Right. It’s not a mere desire to come up with something esoteric.

They’re not doing this just for the hell of it. No. There’s a gap there. And that deeper understanding, like I said, is an understanding that encloses the previous understandings because they’ve already been demonstrated to work.

But the change in vocabulary is not received the same way by the public. They hear the word “theory” and they say, “Well, it’s only a theory. Tomorrow it could be different.” Well, if it’s different tomorrow, it’s because we’ve found something that’s even more powerful than this. It’s not because we looked and found something completely different over here.
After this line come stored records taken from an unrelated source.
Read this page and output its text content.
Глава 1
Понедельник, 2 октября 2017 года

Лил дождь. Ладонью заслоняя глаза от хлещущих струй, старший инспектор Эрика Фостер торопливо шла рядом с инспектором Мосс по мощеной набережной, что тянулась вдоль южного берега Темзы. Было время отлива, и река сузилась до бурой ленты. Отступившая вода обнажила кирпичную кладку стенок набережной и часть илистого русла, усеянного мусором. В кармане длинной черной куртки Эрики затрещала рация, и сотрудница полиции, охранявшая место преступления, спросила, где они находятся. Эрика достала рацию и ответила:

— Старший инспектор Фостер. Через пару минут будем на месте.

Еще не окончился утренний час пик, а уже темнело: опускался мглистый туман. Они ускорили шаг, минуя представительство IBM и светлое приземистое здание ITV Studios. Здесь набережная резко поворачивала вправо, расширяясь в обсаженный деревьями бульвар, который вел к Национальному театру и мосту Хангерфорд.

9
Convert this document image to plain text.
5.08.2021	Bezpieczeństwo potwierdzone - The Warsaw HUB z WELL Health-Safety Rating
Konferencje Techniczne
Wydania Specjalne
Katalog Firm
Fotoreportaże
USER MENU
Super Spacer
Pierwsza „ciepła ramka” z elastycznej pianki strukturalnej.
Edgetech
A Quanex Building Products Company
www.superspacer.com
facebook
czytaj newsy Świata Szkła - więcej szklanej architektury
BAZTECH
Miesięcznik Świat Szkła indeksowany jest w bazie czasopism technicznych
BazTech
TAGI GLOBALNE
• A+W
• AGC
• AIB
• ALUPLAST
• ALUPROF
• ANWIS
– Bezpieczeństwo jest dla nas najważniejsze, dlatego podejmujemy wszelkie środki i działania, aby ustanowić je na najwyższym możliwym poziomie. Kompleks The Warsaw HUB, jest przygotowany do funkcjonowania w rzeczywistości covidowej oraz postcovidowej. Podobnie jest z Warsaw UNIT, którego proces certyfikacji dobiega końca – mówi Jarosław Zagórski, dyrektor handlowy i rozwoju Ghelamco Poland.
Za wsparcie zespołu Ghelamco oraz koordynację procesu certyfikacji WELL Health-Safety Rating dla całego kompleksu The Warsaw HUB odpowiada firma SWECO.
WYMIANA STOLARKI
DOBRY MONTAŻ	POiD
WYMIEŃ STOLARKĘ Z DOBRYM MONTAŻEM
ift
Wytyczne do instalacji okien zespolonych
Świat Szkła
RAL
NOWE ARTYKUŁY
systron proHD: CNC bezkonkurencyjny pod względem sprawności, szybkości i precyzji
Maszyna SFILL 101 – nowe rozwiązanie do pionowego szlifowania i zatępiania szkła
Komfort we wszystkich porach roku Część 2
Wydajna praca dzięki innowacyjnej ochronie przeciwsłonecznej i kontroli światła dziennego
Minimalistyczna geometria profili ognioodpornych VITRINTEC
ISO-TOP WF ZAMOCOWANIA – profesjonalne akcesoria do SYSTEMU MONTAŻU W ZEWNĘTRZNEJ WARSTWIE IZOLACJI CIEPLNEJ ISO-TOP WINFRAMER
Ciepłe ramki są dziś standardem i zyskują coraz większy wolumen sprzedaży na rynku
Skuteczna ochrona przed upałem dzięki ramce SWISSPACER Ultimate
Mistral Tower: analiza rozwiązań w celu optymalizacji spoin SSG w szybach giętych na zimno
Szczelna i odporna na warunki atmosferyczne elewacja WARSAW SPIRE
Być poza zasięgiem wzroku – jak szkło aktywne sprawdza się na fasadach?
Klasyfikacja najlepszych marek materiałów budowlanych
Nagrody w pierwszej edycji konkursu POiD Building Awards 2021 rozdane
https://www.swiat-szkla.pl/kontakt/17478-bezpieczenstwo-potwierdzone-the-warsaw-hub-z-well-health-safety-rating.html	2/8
Now, the word “theory” is also used to describe ideas that are very tentative. That’s true. So now we’re stuck with a problem: We’ve got evolutionary theory, quantum theory, all very well tested and very well established – and now we’ve got somebody’s theory on the frontier of the science, that will probably be shown to be wrong, because most fresh theories are wrong. But they keep you investigating. You’re hacking through the brush and bramble, trying to make a clearing where you understand what’s going on. There’s an unfortunate mismatch in the way scientists use the word “theory” and the public’s interpretation of the word, as applied to these century-old understandings of the world.

So that’s unfortunate. But what the public needs to understand is, there is nothing more powerful than successful theories. They organize ideas in ways that grant you a power of understanding that is without equal in any system of human thought that has ever come before.